Take a look at the people who comprise your church and you will find many who can be labeled a servant. Beginning with the early churches many had to disband due to low attendance. Praise God for other small groups of families who took a leap of faith and built a house of worship. Through the years people have been saved or their faith strengthened because of Bible-believing churches. The musically talented who bring praise music each Sunday can be referred to as servants; a phrase from a song can draw the wayward Christian back to Jesus.

There are servants who continue the mission of the church by bringing the Gospel to children in Sunday school and to the youth on Wednesday nights. Church officers make decisions concerning the life of the church; others support and pray for missionaries and the idea people who plan spiritual activities. The church family comes together to hear the pastor’s message and to pray over the concerns of others. Jesus is changing lives in response to those prayers; words of encouragement linger in a person’s aching heart.

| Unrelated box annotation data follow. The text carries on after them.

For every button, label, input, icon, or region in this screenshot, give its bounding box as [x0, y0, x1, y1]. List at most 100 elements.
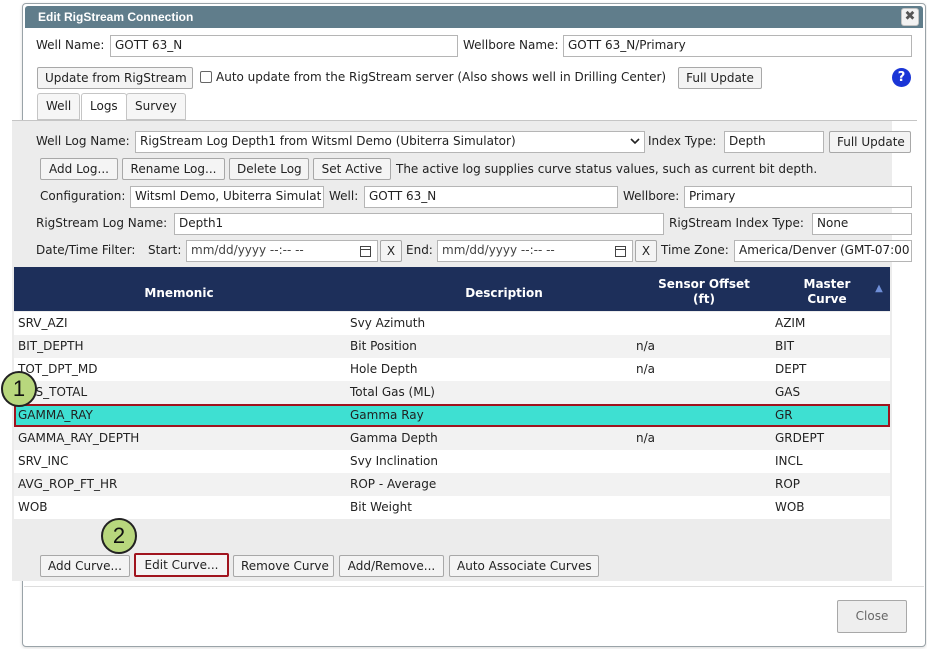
rigstream-index-type-input[interactable]: None [812, 213, 912, 235]
start-label: Start: [148, 243, 182, 257]
clear-end-button[interactable]: X [635, 240, 657, 262]
rename-log-button[interactable]: Rename Log... [122, 158, 225, 180]
configuration-input[interactable]: Witsml Demo, Ubiterra Simulat [130, 186, 324, 208]
cell-mnemonic: GAMMA_RAY_DEPTH [18, 431, 140, 445]
cell-mnemonic: SRV_AZI [18, 316, 68, 330]
active-log-note: The active log supplies curve status val… [396, 162, 818, 176]
well-name-label: Well Name: [36, 38, 105, 52]
rigstream-log-name-label: RigStream Log Name: [36, 216, 168, 230]
end-datetime-input[interactable]: mm/dd/yyyy --:-- -- [437, 240, 633, 262]
cell-description: Bit Weight [350, 500, 412, 514]
end-label: End: [406, 243, 433, 257]
column-sensor-offset[interactable]: Sensor Offset (ft) [654, 277, 754, 307]
start-datetime-input[interactable]: mm/dd/yyyy --:-- -- [186, 240, 378, 262]
column-sensor-offset-line1: Sensor Offset [658, 277, 750, 291]
remove-curve-button[interactable]: Remove Curve [233, 555, 334, 577]
update-from-rigstream-button[interactable]: Update from RigStream [37, 67, 193, 89]
close-button[interactable]: Close [837, 600, 907, 633]
add-curve-button[interactable]: Add Curve... [40, 555, 130, 577]
cell-master-curve: ROP [775, 477, 801, 491]
cell-description: Gamma Ray [350, 408, 424, 422]
cell-mnemonic: SRV_INC [18, 454, 69, 468]
tab-survey[interactable]: Survey [126, 93, 186, 120]
calendar-icon[interactable] [360, 246, 371, 257]
rigstream-index-type-label: RigStream Index Type: [669, 216, 804, 230]
cell-description: Gamma Depth [350, 431, 438, 445]
end-datetime-placeholder: mm/dd/yyyy --:-- -- [442, 243, 555, 257]
table-row[interactable]: GAS_TOTAL Total Gas (ML) GAS [14, 381, 890, 404]
auto-associate-curves-button[interactable]: Auto Associate Curves [449, 555, 599, 577]
chevron-down-icon [630, 138, 640, 145]
delete-log-button[interactable]: Delete Log [229, 158, 309, 180]
table-row[interactable]: BIT_DEPTH Bit Position n/a BIT [14, 335, 890, 358]
tab-well[interactable]: Well [37, 93, 81, 120]
cell-master-curve: AZIM [775, 316, 806, 330]
clear-start-button[interactable]: X [380, 240, 402, 262]
well-log-name-select[interactable]: RigStream Log Depth1 from Witsml Demo (U… [135, 131, 645, 153]
column-master-curve-line1: Master [803, 277, 851, 291]
well-log-name-label: Well Log Name: [36, 134, 130, 148]
column-master-curve-line2: Curve [807, 292, 847, 306]
cell-mnemonic: AVG_ROP_FT_HR [18, 477, 118, 491]
curve-grid-header: Mnemonic Description Sensor Offset (ft) … [14, 267, 890, 311]
dialog-title: Edit RigStream Connection [38, 10, 194, 24]
dialog-titlebar: Edit RigStream Connection ✖ [25, 6, 923, 28]
well-full-update-button[interactable]: Full Update [678, 67, 762, 89]
cell-master-curve: INCL [775, 454, 803, 468]
table-row[interactable]: GAMMA_RAY Gamma Ray GR [14, 404, 890, 427]
cell-description: ROP - Average [350, 477, 437, 491]
close-icon[interactable]: ✖ [901, 8, 919, 26]
well-input[interactable]: GOTT 63_N [364, 186, 618, 208]
callout-marker-2: 2 [101, 518, 137, 554]
edit-curve-button[interactable]: Edit Curve... [134, 553, 229, 577]
cell-mnemonic: WOB [18, 500, 48, 514]
well-name-input[interactable]: GOTT 63_N [110, 35, 458, 57]
add-log-button[interactable]: Add Log... [40, 158, 118, 180]
auto-update-label: Auto update from the RigStream server (A… [216, 70, 667, 84]
cell-sensor-offset: n/a [636, 431, 656, 445]
index-type-label: Index Type: [648, 134, 717, 148]
tab-logs[interactable]: Logs [81, 93, 127, 121]
footer-divider [24, 586, 924, 587]
sort-ascending-icon[interactable]: ▲ [872, 281, 886, 296]
calendar-icon[interactable] [615, 246, 626, 257]
cell-description: Svy Inclination [350, 454, 438, 468]
table-row[interactable]: WOB Bit Weight WOB [14, 496, 890, 519]
cell-description: Hole Depth [350, 362, 418, 376]
well-label: Well: [329, 189, 359, 203]
cell-description: Total Gas (ML) [350, 385, 435, 399]
column-description[interactable]: Description [434, 286, 574, 301]
table-row[interactable]: SRV_INC Svy Inclination INCL [14, 450, 890, 473]
cell-sensor-offset: n/a [636, 362, 656, 376]
table-row[interactable]: SRV_AZI Svy Azimuth AZIM [14, 312, 890, 335]
wellbore-input[interactable]: Primary [684, 186, 912, 208]
log-full-update-button[interactable]: Full Update [829, 131, 911, 153]
cell-master-curve: DEPT [775, 362, 807, 376]
cell-master-curve: WOB [775, 500, 805, 514]
well-log-name-value: RigStream Log Depth1 from Witsml Demo (U… [140, 134, 516, 148]
rigstream-log-name-input[interactable]: Depth1 [174, 213, 664, 235]
set-active-button[interactable]: Set Active [313, 158, 391, 180]
column-mnemonic[interactable]: Mnemonic [114, 286, 244, 301]
wellbore-name-input[interactable]: GOTT 63_N/Primary [563, 35, 912, 57]
cell-mnemonic: BIT_DEPTH [18, 339, 84, 353]
add-remove-curves-button[interactable]: Add/Remove... [339, 555, 444, 577]
cell-description: Svy Azimuth [350, 316, 426, 330]
column-master-curve[interactable]: Master Curve [794, 277, 860, 307]
time-zone-input[interactable]: America/Denver (GMT-07:00 [734, 240, 912, 262]
cell-master-curve: GAS [775, 385, 801, 399]
auto-update-checkbox[interactable] [200, 71, 212, 83]
wellbore-name-label: Wellbore Name: [463, 38, 559, 52]
index-type-input[interactable]: Depth [724, 131, 824, 153]
table-row[interactable]: AVG_ROP_FT_HR ROP - Average ROP [14, 473, 890, 496]
cell-master-curve: BIT [775, 339, 795, 353]
help-icon[interactable]: ? [892, 68, 911, 87]
cell-sensor-offset: n/a [636, 339, 656, 353]
time-zone-label: Time Zone: [661, 243, 729, 257]
table-row[interactable]: GAMMA_RAY_DEPTH Gamma Depth n/a GRDEPT [14, 427, 890, 450]
cell-master-curve: GR [775, 408, 793, 422]
column-sensor-offset-line2: (ft) [693, 292, 715, 306]
table-row[interactable]: TOT_DPT_MD Hole Depth n/a DEPT [14, 358, 890, 381]
cell-mnemonic: GAMMA_RAY [18, 408, 93, 422]
start-datetime-placeholder: mm/dd/yyyy --:-- -- [191, 243, 304, 257]
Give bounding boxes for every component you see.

In any congregation there are behind-the-scenes servants in charge of remembering birthdays, keeping finances balanced, cleaning the church, answering phones and typing bulletins.  Many help with washing dishes, visiting nursing homes, bringing a meal or shaking a hand welcoming visitors. The nursery moms keep babies feeling loved and safe; handy men maintain the church building and lawn. Others drive the elderly to church so they can continue to worship.

These are thankless jobs but they are the back-bone of the church.  This is how the church survives and remains healthy because everyone works together for the glory of God.  Christ sees your selfless act of service and your faithfulness. “There are different kinds of spiritual gifts, but the same Spirit is the source of them all. There are different kinds of service, but we serve the same Lord. God works in different ways, but it is the same God who does the work in all of us,” I Corinthians 12:4-6.